Reimplemented partial split download support (revival of #6832)
(revival of #6832)
https://github.com/huggingface/datasets/pull/7648#issuecomment-3084050130
Close https://github.com/huggingface/datasets/issues/4101, and more
PR under work!!!!
Mario’s Patch (in PR #6832):
def _make_split_generators_kwargs(self, prepare_split_kwargs):
# Pass `pipeline` into `_split_generators()` from `prepare_split_kwargs` if
# it's in the call signature of `_split_generators()`.
# This allows for global preprocessing in beam.

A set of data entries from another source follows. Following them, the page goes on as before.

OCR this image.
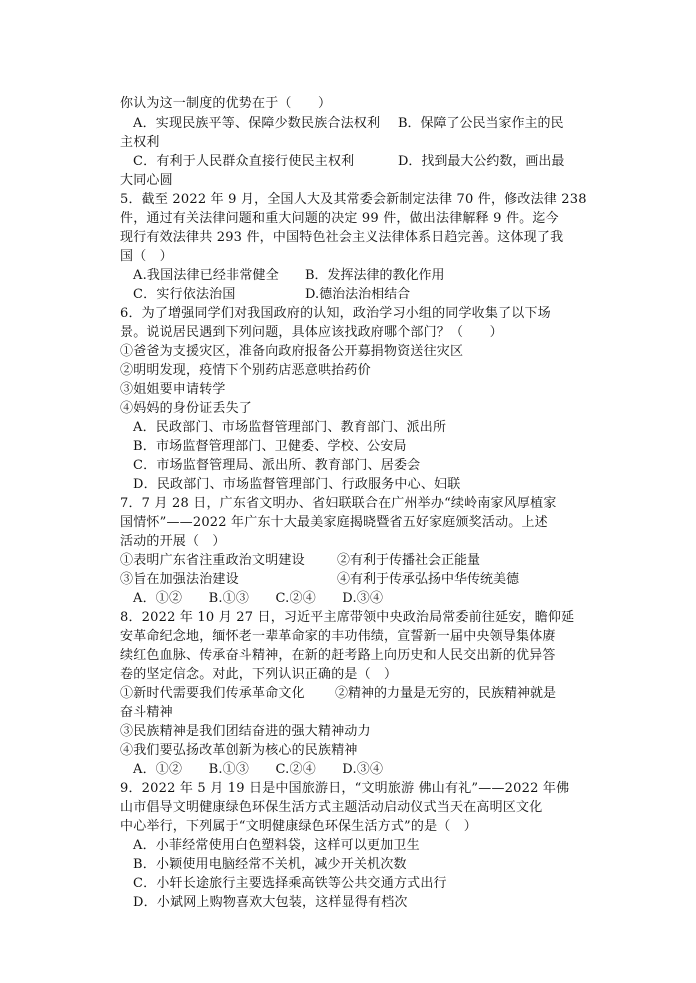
你认为这一制度的优势在于（　　）
A．实现民族平等、保障少数民族合法权利 B．保障了公民当家作主的民
主权利
C．有利于人民群众直接行使民主权利	D．找到最大公约数，画出最
大同心圆
5．截至 2022 年 9 月，全国人大及其常委会新制定法律 70 件，修改法律 238
件，通过有关法律问题和重大问题的决定 99 件，做出法律解释 9 件。迄今
现行有效法律共 293 件，中国特色社会主义法律体系日趋完善。这体现了我
国（　）
A.我国法律已经非常健全 B．发挥法律的教化作用
C．实行依法治国	D.德治法治相结合
6．为了增强同学们对我国政府的认知，政治学习小组的同学收集了以下场
景。说说居民遇到下列问题，具体应该找政府哪个部门？（　　）
①爸爸为支援灾区，准备向政府报备公开募捐物资送往灾区
②明明发现，疫情下个别药店恶意哄抬药价
③姐姐要申请转学
④妈妈的身份证丢失了
A．民政部门、市场监督管理部门、教育部门、派出所
B．市场监督管理部门、卫健委、学校、公安局
C．市场监督管理局、派出所、教育部门、居委会
D．民政部门、市场监督管理部门、行政服务中心、妇联
7．7 月 28 日，广东省文明办、省妇联联合在广州举办“续岭南家风厚植家
国情怀”——2022 年广东十大最美家庭揭晓暨省五好家庭颁奖活动。上述
活动的开展（　）
①表明广东省注重政治文明建设 ②有利于传播社会正能量
③旨在加强法治建设	④有利于传承弘扬中华传统美德
A．①②　　B.①③　　C.②④　　D.③④
8．2022 年 10 月 27 日，习近平主席带领中央政治局常委前往延安，瞻仰延
安革命纪念地，缅怀老一辈革命家的丰功伟绩，宣誓新一届中央领导集体赓
续红色血脉、传承奋斗精神，在新的赶考路上向历史和人民交出新的优异答
卷的坚定信念。对此，下列认识正确的是（　）
①新时代需要我们传承革命文化 ②精神的力量是无穷的，民族精神就是
奋斗精神
③民族精神是我们团结奋进的强大精神动力
④我们要弘扬改革创新为核心的民族精神
A．①②　　B.①③　　C.②④　　D.③④
9．2022 年 5 月 19 日是中国旅游日，“文明旅游 佛山有礼”——2022 年佛
山市倡导文明健康绿色环保生活方式主题活动启动仪式当天在高明区文化
中心举行，下列属于“文明健康绿色环保生活方式”的是（　）
A．小菲经常使用白色塑料袋，这样可以更加卫生
B．小颖使用电脑经常不关机，减少开关机次数
C．小轩长途旅行主要选择乘高铁等公共交通方式出行
D．小斌网上购物喜欢大包装，这样显得有档次
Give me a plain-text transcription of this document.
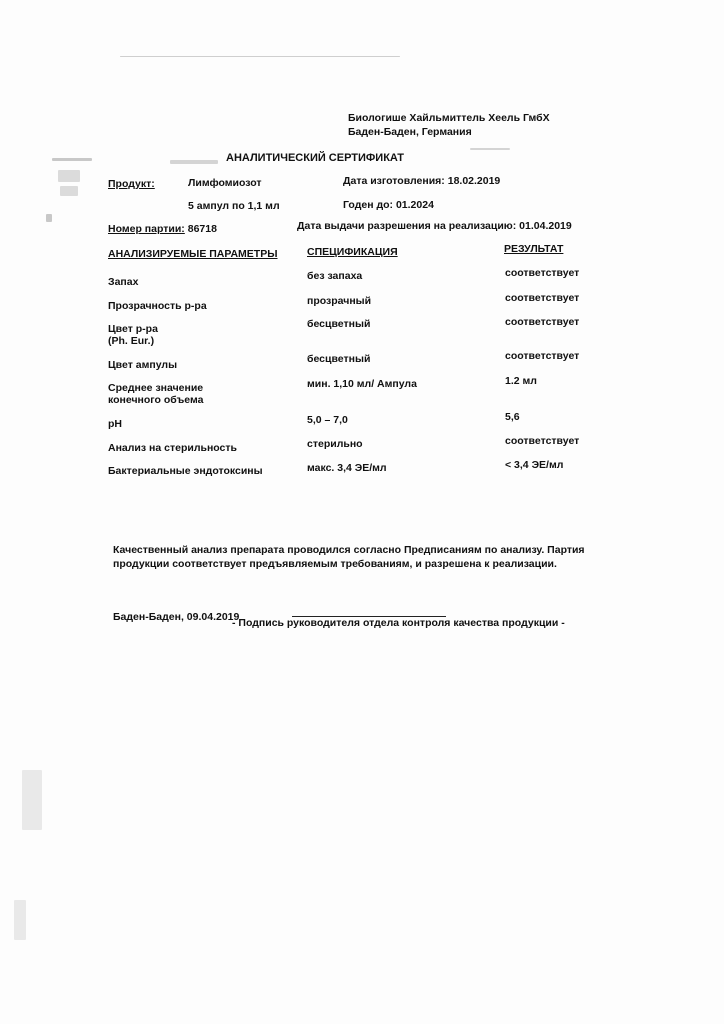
Биологише Хайльмиттель Хеель ГмбХ
Баден-Баден, Германия
АНАЛИТИЧЕСКИЙ СЕРТИФИКАТ
Продукт:	Лимфомиозот	Дата изготовления: 18.02.2019
5 ампул по 1,1 мл	Годен до: 01.2024
Номер партии: 86718	Дата выдачи разрешения на реализацию: 01.04.2019
АНАЛИЗИРУЕМЫЕ ПАРАМЕТРЫ	СПЕЦИФИКАЦИЯ	РЕЗУЛЬТАТ
Запах	без запаха	соответствует
Прозрачность р-ра	прозрачный	соответствует
Цвет р-ра
(Ph. Eur.)
бесцветный	соответствует
Цвет ампулы	бесцветный	соответствует
Среднее значение
конечного объема
мин. 1,10 мл/ Ампула	1.2 мл
pH	5,0 – 7,0	5,6
Анализ на стерильность	стерильно	соответствует
Бактериальные эндотоксины	макс. 3,4 ЭЕ/мл	< 3,4 ЭЕ/мл
Качественный анализ препарата проводился согласно Предписаниям по анализу. Партия
продукции соответствует предъявляемым требованиям, и разрешена к реализации.
Баден-Баден, 09.04.2019
- Подпись руководителя отдела контроля качества продукции -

split_generators_kwargs = {}
if "pipeline" in inspect.signature(self._split_generators).parameters:
split_generators_kwargs["pipeline"] = prepare_split_kwargs["pipeline"]
split_generators_kwargs.update(super()._make_split_generators_kwargs(prepare_split_kwargs))
return split_generators_kwargs
In the latest main(in my fork and og repo's main):
def _make_split_generators_kwargs(self, prepare_split_kwargs):
"""Get kwargs for `self._split_generators()` from `prepare_split_kwargs`."""
splits = prepare_split_kwargs.pop("splits", None)
if self._supports_partial_generation():
return {"splits": splits}
return {}
It enables passing splits into _split_generators() only for builders that support it(if i am not wrong..). So ignored Beam logic for now!
Awesome ! btw we can modify the GeneratorBasedBuilder and ArrowBasedBuilder if needed now that custom loading scripts are not supported anymore :)
I'll review this in a bit
@lhoestq @ArjunJagdale is this still work in progress or is just a review missing? Anything I can help with here? This would indeed be a cool feature
I did a preliminary pass and it looks good but we should check the CI, could you run make style @ArjunJagdale so we can run the CI ?
Done! Also some parts may be incomplete because I had to focus on important exams and semester activities so couldn’t finish the work fully. I will still try my best.